In Super Starr Int’l, LLC v. Fresh Tex Produce, LLC, a Texas entity that distributes produce throughout the United States filed suit against another Texas entity that imports foreign grown produce into the United States and other related entities for a variety of claims arising from the defendants’ attempts to distribute produce without the plaintiff. No. 13-16-00663-CV, 2017 Tex. App. LEXIS 6801 (Tex. App.—Corpus Christi July 20, 2017, no pet. history). The plaintiff’s claims included breach of various agreements, breach of fiduciary duty, misappropriation of trade secrets, and aiding and abetting breach of fiduciary duty. The plaintiff sought and obtained a temporary injunction that precluded the defendants from distributing the produce and other relief, including an order to preserve electronic evidence. The defendants appealed.

The court of appeals reversed and rendered in part and remanded in part. “To obtain a temporary injunction, the applicant must plead and prove three elements: (1) a cause of action; (2) a probable right to relief; and (3) a probable, imminent, and irreparable injury in the interim.” Id. The court first analyzed the plaintiff’s claim that the plaintiff was really a partnership because the parties used the term “partner” in various contexts. The court held that it was solely a limited liability company due to the Texas Business Organizations Code and the wording of the LLC agreement:

The “term ‘partner’ is regularly used in common vernacular and may be used in a variety of ways,” and “[r]eferring to . . . a ‘partner’ in a colloquial sense is not legally sufficient evidence of expression of intent to form a business partnership.” Here, the context in which the statements were made establishes that the parties’ use of the term “partner” was colloquial, not legal. Absent something more, we conclude that the Distributor presented no evidence that conclusively negates the plain text of the business organizations code and the operating agreements, both of which require us to determine as a matter of law that the LLC was solely a limited liability company, not a partnership

Id.

The court then held that the plaintiff’s breach of fiduciary duty claim was preempted by its trade secret claim:

The gravamen of the Distributor’s breach of fiduciary duty claim duplicates its claim based on the Texas Uniform Trade Secrets Act. . . The Texas Uniform Trade Secrets Act generally “displaces conflicting tort, restitutionary, and other law of this state providing civil remedies for misappropriation of a trade secret.” . . . Where a claim is based on a misappropriation of a trade secret, then it is preempted by the Texas Uniform Trade Secrets Act. In this case, the Distributor’s breach of fiduciary duty claim duplicates its alleged violation of the Texas Uniform Trade Secrets Act. Appellants could not “divert[] [the LLC’s] accounts and business” or “solicit[] [the LLC’s] accounts and employees” without the use of alleged trade secrets. Accordingly, the preemption provision in the Texas Uniform Trade Secrets Act precludes the Distributor’s breach of fiduciary duty claim from serving as a basis for temporary injunctive relief.

Id.

The court then reviewed the plaintiff’s aiding and abetting breach of fiduciary duty claim and held that same could not survive without an underlying breach of fiduciary duty claim: “Generally, when a breach of fiduciary duty claim fails, so should an aiding and abetting in the breach of fiduciary duty claim, to the extent one exists in Texas.” Id. The court held that there was not a showing of a probable right of recovery regarding these claims.

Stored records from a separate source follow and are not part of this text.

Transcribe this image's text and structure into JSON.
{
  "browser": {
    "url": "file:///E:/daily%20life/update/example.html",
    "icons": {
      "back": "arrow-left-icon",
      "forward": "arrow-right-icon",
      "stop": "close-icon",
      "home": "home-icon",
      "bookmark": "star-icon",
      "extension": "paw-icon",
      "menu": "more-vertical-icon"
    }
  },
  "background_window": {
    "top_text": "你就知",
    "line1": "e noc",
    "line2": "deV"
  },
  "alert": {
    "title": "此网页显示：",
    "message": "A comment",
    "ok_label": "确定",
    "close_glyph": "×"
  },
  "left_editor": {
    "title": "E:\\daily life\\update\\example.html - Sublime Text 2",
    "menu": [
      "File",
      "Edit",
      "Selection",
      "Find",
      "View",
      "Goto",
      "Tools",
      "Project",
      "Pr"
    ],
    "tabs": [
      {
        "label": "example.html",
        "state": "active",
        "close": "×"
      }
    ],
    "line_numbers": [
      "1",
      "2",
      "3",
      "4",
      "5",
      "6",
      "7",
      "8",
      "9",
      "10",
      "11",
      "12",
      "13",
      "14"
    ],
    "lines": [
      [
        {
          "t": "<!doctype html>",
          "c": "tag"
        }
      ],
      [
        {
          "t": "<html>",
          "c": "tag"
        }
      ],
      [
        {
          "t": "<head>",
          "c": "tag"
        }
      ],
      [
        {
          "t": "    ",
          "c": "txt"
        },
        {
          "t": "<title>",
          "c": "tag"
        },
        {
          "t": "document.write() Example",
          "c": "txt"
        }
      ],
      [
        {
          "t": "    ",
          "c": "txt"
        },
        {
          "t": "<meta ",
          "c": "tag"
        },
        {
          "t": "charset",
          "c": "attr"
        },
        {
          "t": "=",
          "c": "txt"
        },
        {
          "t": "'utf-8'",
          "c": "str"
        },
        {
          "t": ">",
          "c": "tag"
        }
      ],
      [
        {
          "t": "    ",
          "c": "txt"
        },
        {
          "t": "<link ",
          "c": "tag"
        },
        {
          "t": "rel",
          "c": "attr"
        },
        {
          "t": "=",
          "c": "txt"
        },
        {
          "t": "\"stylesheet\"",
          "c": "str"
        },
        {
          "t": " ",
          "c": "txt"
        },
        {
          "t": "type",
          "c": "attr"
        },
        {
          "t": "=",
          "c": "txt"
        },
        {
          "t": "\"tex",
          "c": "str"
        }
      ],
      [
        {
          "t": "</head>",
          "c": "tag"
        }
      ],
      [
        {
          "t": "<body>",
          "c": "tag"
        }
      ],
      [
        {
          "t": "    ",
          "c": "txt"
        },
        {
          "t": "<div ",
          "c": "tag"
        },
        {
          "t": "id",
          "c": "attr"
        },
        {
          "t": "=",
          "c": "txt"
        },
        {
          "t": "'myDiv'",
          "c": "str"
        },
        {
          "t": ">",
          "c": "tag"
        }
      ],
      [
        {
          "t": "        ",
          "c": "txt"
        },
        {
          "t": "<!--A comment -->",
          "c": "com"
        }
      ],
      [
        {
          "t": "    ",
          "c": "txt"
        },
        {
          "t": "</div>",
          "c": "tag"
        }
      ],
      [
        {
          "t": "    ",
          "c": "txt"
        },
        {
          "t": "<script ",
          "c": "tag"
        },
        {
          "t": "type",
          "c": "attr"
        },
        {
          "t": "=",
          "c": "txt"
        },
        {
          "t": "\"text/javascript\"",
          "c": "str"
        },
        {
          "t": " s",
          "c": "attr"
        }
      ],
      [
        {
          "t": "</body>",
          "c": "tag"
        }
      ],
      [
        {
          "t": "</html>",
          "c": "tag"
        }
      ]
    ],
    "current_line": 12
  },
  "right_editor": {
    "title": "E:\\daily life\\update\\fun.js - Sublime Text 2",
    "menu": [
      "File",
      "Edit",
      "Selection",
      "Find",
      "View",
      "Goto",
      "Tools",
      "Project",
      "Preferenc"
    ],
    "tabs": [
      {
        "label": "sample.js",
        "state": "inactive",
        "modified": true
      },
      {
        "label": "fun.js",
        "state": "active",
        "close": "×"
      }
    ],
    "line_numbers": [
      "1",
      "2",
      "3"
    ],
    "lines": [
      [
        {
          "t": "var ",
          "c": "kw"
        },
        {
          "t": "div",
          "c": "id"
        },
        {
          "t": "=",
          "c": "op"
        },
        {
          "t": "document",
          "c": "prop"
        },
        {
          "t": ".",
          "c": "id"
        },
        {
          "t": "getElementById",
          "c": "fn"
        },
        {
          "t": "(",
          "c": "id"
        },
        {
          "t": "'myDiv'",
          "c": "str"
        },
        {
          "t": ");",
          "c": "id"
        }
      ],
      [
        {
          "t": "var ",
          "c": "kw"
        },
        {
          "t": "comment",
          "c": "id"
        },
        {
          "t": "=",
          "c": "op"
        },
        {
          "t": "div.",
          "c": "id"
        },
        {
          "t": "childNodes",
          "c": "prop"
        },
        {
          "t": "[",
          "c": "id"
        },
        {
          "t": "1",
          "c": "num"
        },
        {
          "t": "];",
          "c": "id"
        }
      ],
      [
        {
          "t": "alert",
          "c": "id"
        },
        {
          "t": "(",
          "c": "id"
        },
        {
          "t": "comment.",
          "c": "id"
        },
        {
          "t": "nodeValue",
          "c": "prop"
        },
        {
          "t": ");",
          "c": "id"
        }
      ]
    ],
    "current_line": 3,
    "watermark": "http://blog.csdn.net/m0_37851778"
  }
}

Finally, the temporary injunction order prohibited the defendants from: “Destroying, deleting, erasing, losing, hiding, altering, or modifying in any manner the electronic information, including emails, text messages, recordings, and other communications involving or mentioning [the Importer], [the Grower], [the LLC], [the Distributor] or any of its principals or employees, or accounts which have done business through [the LLC].”  Id. The court held that this relief should be reversed because “the Distributor presented no evidence or argument of a probable, imminent, and irreparable injury in the interim stemming from the acts restrained in Restriction 8.” Id.